IWMS software can achieve this by highlighting several small changes that combine to create a substantial impact – indeed, the software is able to monitor energy usage across an entire building or portfolio, providing a detailed picture of the areas where inefficiency can be tackled.
Data is the New Currency in Town
Installing sensors across buildings and integrating them with IWMS systems is one way of unlocking this capability.
Sensors can be used to gather data on key metrics such as room occupancy. By building a picture of how a building is used, strategies around lighting, heating, air conditioning and cleaning can be optimized. An additional step is to synchronize the sensors with room booking software and building management systems (BMS) – this ensures energy is used only when needed.
The information provided by these sensors enables FM teams to act on potential instances of invisible waste, from lights being left on after a meeting room is used, to computers and screens being left on standby.

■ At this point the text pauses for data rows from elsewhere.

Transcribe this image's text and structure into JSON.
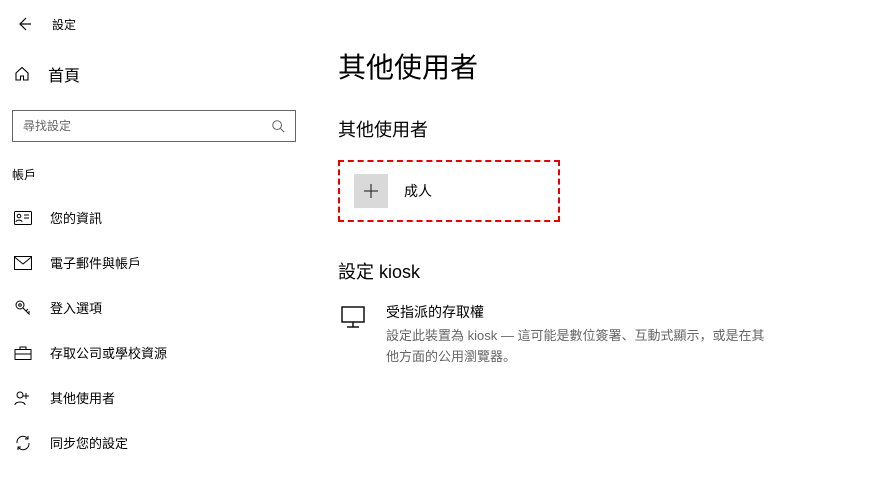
{
  "header": {
    "title": "設定"
  },
  "home": {
    "label": "首頁"
  },
  "search": {
    "placeholder": "尋找設定"
  },
  "sidebar": {
    "section": "帳戶",
    "items": [
      {
        "label": "您的資訊"
      },
      {
        "label": "電子郵件與帳戶"
      },
      {
        "label": "登入選項"
      },
      {
        "label": "存取公司或學校資源"
      },
      {
        "label": "其他使用者"
      },
      {
        "label": "同步您的設定"
      }
    ]
  },
  "main": {
    "title": "其他使用者",
    "otherUsers": {
      "heading": "其他使用者",
      "addLabel": "成人"
    },
    "kiosk": {
      "heading": "設定 kiosk",
      "title": "受指派的存取權",
      "description": "設定此裝置為 kiosk — 這可能是數位簽署、互動式顯示，或是在其他方面的公用瀏覽器。"
    }
  }
}
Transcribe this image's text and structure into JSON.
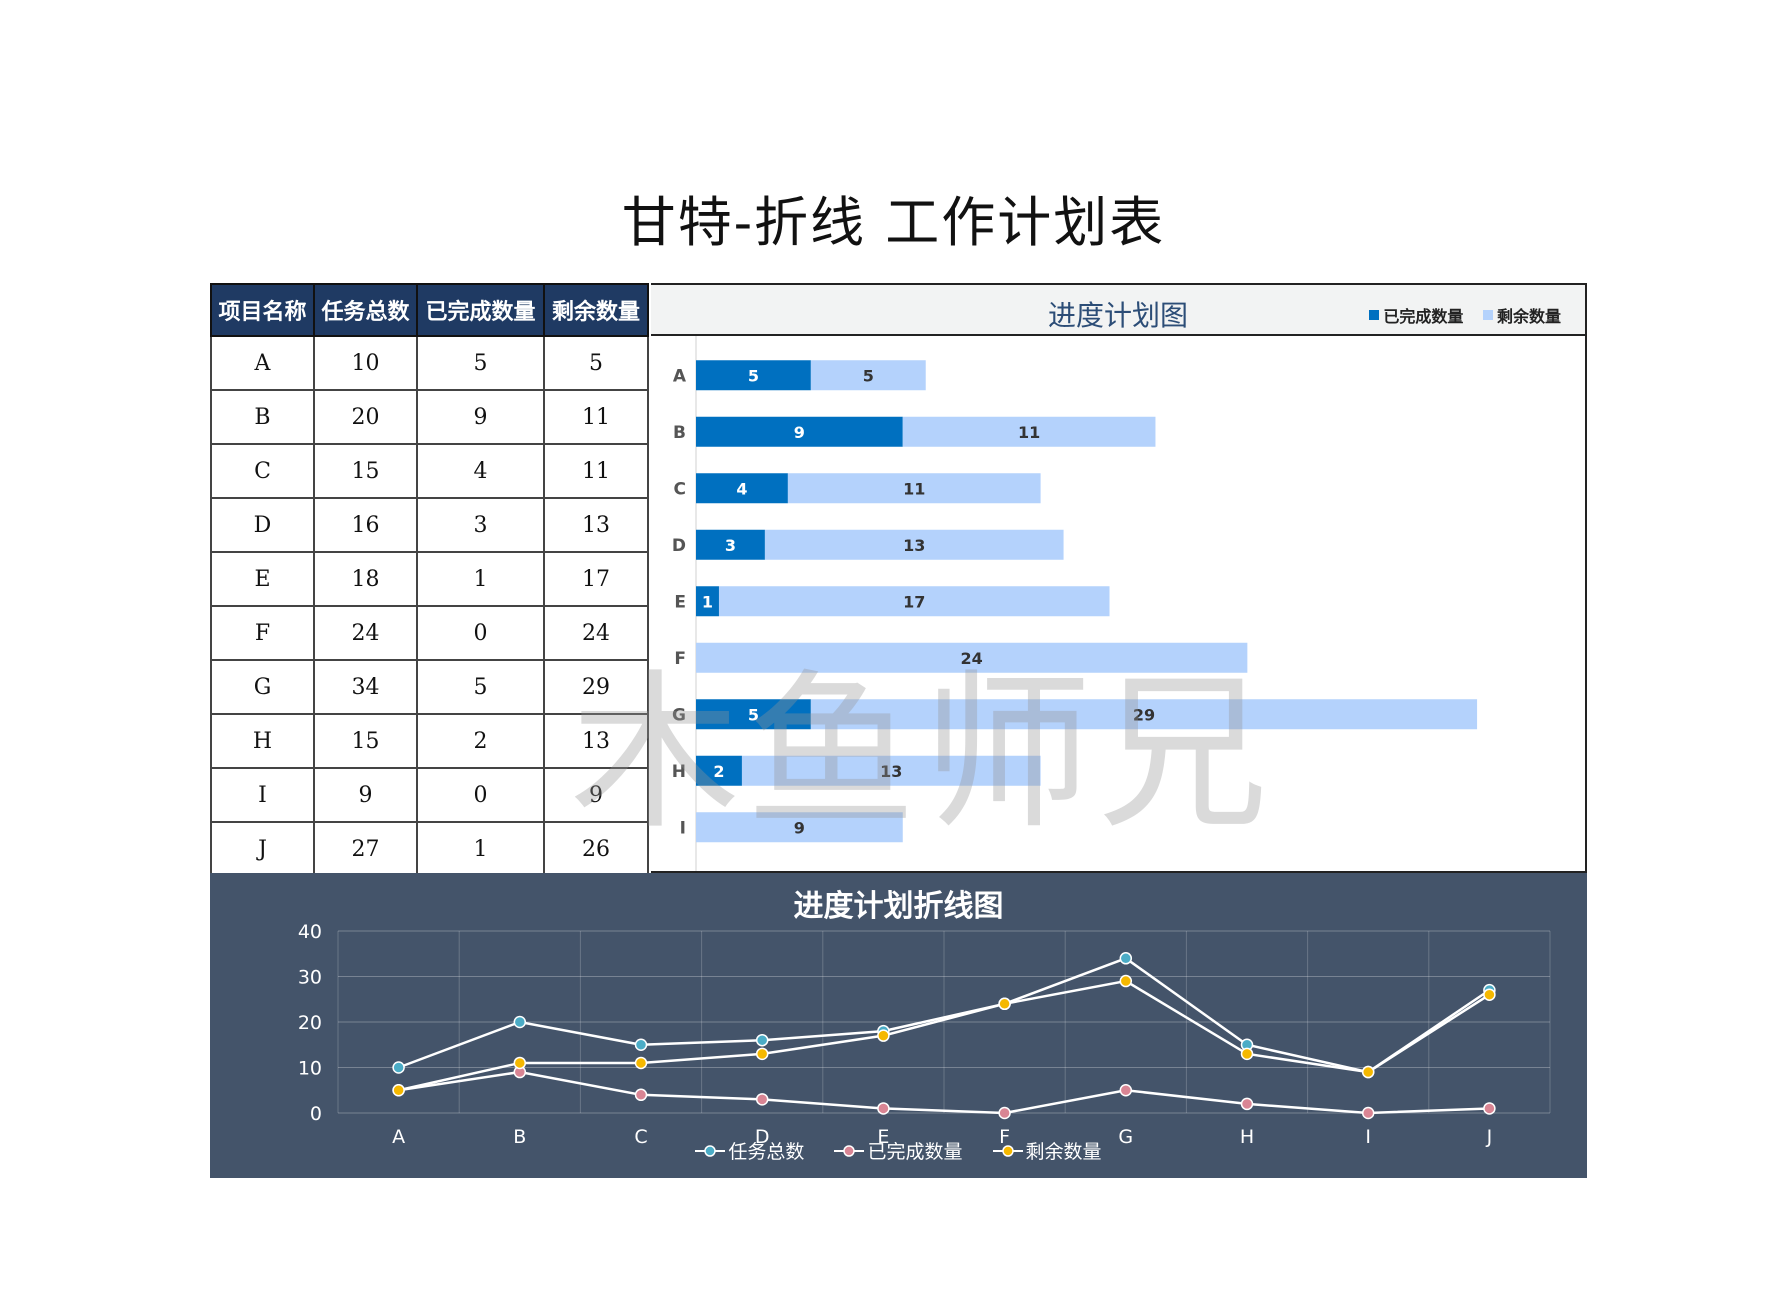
{
  "page": {
    "title": "甘特-折线  工作计划表",
    "watermark": "木鱼师兄"
  },
  "table": {
    "headers": [
      "项目名称",
      "任务总数",
      "已完成数量",
      "剩余数量"
    ],
    "rows": [
      [
        "A",
        "10",
        "5",
        "5"
      ],
      [
        "B",
        "20",
        "9",
        "11"
      ],
      [
        "C",
        "15",
        "4",
        "11"
      ],
      [
        "D",
        "16",
        "3",
        "13"
      ],
      [
        "E",
        "18",
        "1",
        "17"
      ],
      [
        "F",
        "24",
        "0",
        "24"
      ],
      [
        "G",
        "34",
        "5",
        "29"
      ],
      [
        "H",
        "15",
        "2",
        "13"
      ],
      [
        "I",
        "9",
        "0",
        "9"
      ],
      [
        "J",
        "27",
        "1",
        "26"
      ]
    ]
  },
  "colors": {
    "header_bg": "#1f3a63",
    "done": "#0070c0",
    "remaining": "#b4d2fc",
    "line_panel_bg": "#44546a",
    "total_marker": "#4bacc6",
    "done_marker": "#d98594",
    "remaining_marker": "#f5b800"
  },
  "chart_data": [
    {
      "type": "bar",
      "orientation": "horizontal",
      "stacked": true,
      "title": "进度计划图",
      "categories": [
        "A",
        "B",
        "C",
        "D",
        "E",
        "F",
        "G",
        "H",
        "I"
      ],
      "series": [
        {
          "name": "已完成数量",
          "values": [
            5,
            9,
            4,
            3,
            1,
            0,
            5,
            2,
            0
          ],
          "color": "#0070c0"
        },
        {
          "name": "剩余数量",
          "values": [
            5,
            11,
            11,
            13,
            17,
            24,
            29,
            13,
            9
          ],
          "color": "#b4d2fc"
        }
      ],
      "xlim": [
        0,
        37
      ],
      "data_labels": true,
      "legend": "top-right"
    },
    {
      "type": "line",
      "title": "进度计划折线图",
      "categories": [
        "A",
        "B",
        "C",
        "D",
        "E",
        "F",
        "G",
        "H",
        "I",
        "J"
      ],
      "series": [
        {
          "name": "任务总数",
          "values": [
            10,
            20,
            15,
            16,
            18,
            24,
            34,
            15,
            9,
            27
          ],
          "marker": "#4bacc6"
        },
        {
          "name": "已完成数量",
          "values": [
            5,
            9,
            4,
            3,
            1,
            0,
            5,
            2,
            0,
            1
          ],
          "marker": "#d98594"
        },
        {
          "name": "剩余数量",
          "values": [
            5,
            11,
            11,
            13,
            17,
            24,
            29,
            13,
            9,
            26
          ],
          "marker": "#f5b800"
        }
      ],
      "ylim": [
        0,
        40
      ],
      "yticks": [
        0,
        10,
        20,
        30,
        40
      ],
      "grid": true,
      "legend": "bottom"
    }
  ]
}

In terms of implementation, it is important to note that this is not simply a case of flicking a switch. It involves embracing change and new ways of doing things, be it new ways of sharing information, changed cleaning regimes, or many other processes which take place on a daily basis.
But FM teams should not feel overwhelmed by the challenge. Improvements can be made incrementally, for example, initially installing sensors in one area or facility, taking the outputs to drive more energy-efficient maintenance and cleaning regimes for that site. The intelligence that the technology delivers will quickly become apparent, in terms of cost and efficiency savings, and with this information, informed decisions can be made about extending such solutions to wider property portfolio to deliver significant reductions in energy consumption.
Whatever the change, stakeholders need to be communicated with effectively via clear messaging about the IWMS system, how it is used and the benefits it will deliver.
Such a system will only be as effective as the data being fed into it. FM teams need to work closely with system vendors to identify what type of information is needed and how to organize it properly.
By investing in technology that offers FM teams the ability to make energy saving interventions, businesses will be far better placed to absorb some of the pressures caused by spiraling energy costs. In a market where certainty is almost entirely absent, reducing power usage is the most sure-fire way of cutting bills.